What does that mean? It means moving beyond individual defenses—the walls we put up when we feel unsafe or unseen—and inviting your partner into the process of understanding and healing. It’s not about losing yourself in the relationship. It’s about building a relationship where both people can be fully seen, fully supported, and fully accountable.
The Truth About Couples Therapy: It's Not a Quick Fix
Let me be real: couples therapy can be uncomfortable. It’s not a quick fix. It doesn’t work in one session, and it definitely doesn’t work if one person is there to prove a point. (Spoiler alert: I’m not a referee, I don’t pick sides, and I’m not here to declare who’s “right.”)
Getting to the Heart of the Conflict
What I am here to do is slow things down. To help you both zoom out and see the dance you’re stuck in. That endless loop of blame, shutdown, defensiveness, or avoidance. We’ll look under the surface of “You never listen” or “You don’t care about me” and dig into the real feelings—fear, hurt, loneliness, longing—that so often go unspoken.
Because here’s the truth: even the strongest relationships hit rough patches. Love isn’t defined by the absence of conflict; it’s defined by your ability to repair after it. The healthiest couples aren’t the ones who never argue, they’re the ones who know how to fight fair, take responsibility, and return to each other with softness and curiosity.
What To Expect in Couples Therapy?
A lot of couples walk into therapy thinking they’re about to open a can of worms. Sometimes one partner is more resistant, and sometimes they both want to be there, but they’re afraid of what might come out. That fear is valid—vulnerability feels risky, especially when there’s been a lot of hurt.
The goal of couple’s counseling sessions isn’t to dig up old wounds for the sake of pain, it’s to understand your patterns. It’s to shift from defending your position to understanding each other’s experiences. I help couples recognize the protective moves each person makes—like shutting down, lashing out, or withdrawing—and how those defenses are often covering up softer, more human emotions.
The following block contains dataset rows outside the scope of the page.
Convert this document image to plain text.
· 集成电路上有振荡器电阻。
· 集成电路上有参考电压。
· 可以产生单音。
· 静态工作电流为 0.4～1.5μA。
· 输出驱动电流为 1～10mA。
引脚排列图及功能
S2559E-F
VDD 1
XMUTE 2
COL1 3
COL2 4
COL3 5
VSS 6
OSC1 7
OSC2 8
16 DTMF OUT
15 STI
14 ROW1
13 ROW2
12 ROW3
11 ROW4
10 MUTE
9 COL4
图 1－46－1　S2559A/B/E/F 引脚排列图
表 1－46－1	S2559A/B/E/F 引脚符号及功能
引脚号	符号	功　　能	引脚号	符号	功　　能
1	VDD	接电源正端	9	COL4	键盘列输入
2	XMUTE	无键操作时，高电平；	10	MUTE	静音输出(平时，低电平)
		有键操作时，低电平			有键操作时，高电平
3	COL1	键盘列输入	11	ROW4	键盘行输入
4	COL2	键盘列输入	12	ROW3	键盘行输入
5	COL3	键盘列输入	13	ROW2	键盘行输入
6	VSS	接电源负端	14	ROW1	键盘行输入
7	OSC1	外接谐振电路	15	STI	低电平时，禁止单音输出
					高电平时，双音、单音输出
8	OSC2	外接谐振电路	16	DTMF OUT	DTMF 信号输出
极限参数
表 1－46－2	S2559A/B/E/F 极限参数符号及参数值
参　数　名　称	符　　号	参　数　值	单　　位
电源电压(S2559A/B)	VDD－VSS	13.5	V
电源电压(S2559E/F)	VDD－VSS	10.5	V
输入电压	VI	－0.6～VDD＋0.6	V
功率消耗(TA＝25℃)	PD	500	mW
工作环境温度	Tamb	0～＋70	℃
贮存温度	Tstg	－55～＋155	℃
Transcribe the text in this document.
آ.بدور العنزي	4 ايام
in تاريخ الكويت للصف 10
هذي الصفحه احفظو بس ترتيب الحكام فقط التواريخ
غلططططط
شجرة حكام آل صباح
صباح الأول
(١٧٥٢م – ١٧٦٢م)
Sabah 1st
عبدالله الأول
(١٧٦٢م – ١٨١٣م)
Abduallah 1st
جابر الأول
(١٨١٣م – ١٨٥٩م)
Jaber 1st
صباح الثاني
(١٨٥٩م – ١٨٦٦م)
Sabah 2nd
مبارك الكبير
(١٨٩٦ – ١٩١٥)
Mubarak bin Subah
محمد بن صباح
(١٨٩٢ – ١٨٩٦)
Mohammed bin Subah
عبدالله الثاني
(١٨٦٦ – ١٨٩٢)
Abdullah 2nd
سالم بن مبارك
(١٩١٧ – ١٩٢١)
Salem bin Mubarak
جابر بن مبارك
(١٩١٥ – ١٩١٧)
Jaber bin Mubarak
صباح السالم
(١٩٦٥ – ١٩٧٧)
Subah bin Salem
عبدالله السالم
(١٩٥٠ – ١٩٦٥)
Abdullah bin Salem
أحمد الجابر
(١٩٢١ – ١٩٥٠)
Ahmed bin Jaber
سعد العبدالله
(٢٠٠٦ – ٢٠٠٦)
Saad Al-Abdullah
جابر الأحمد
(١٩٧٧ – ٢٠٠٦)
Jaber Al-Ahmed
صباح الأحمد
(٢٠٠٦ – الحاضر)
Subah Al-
And then, we practice something brave: replacing “you never” with “I feel.” That’s how “me” begins to transform into “we.” You stop seeing your partner as the enemy, and start seeing them as a human being who, just like you, wants to feel safe, loved, and chosen.
How Healing Begins: From “Me” to “We”
My sessions aren’t about perfection. They’re about honesty, learning how to see each other again, and most importantly, about creating a space where you both feel safe enough to drop your armor and stand beside each other—not against each other.
Because when “me” becomes “we,” that’s where the magic happens. That’s when healing begins.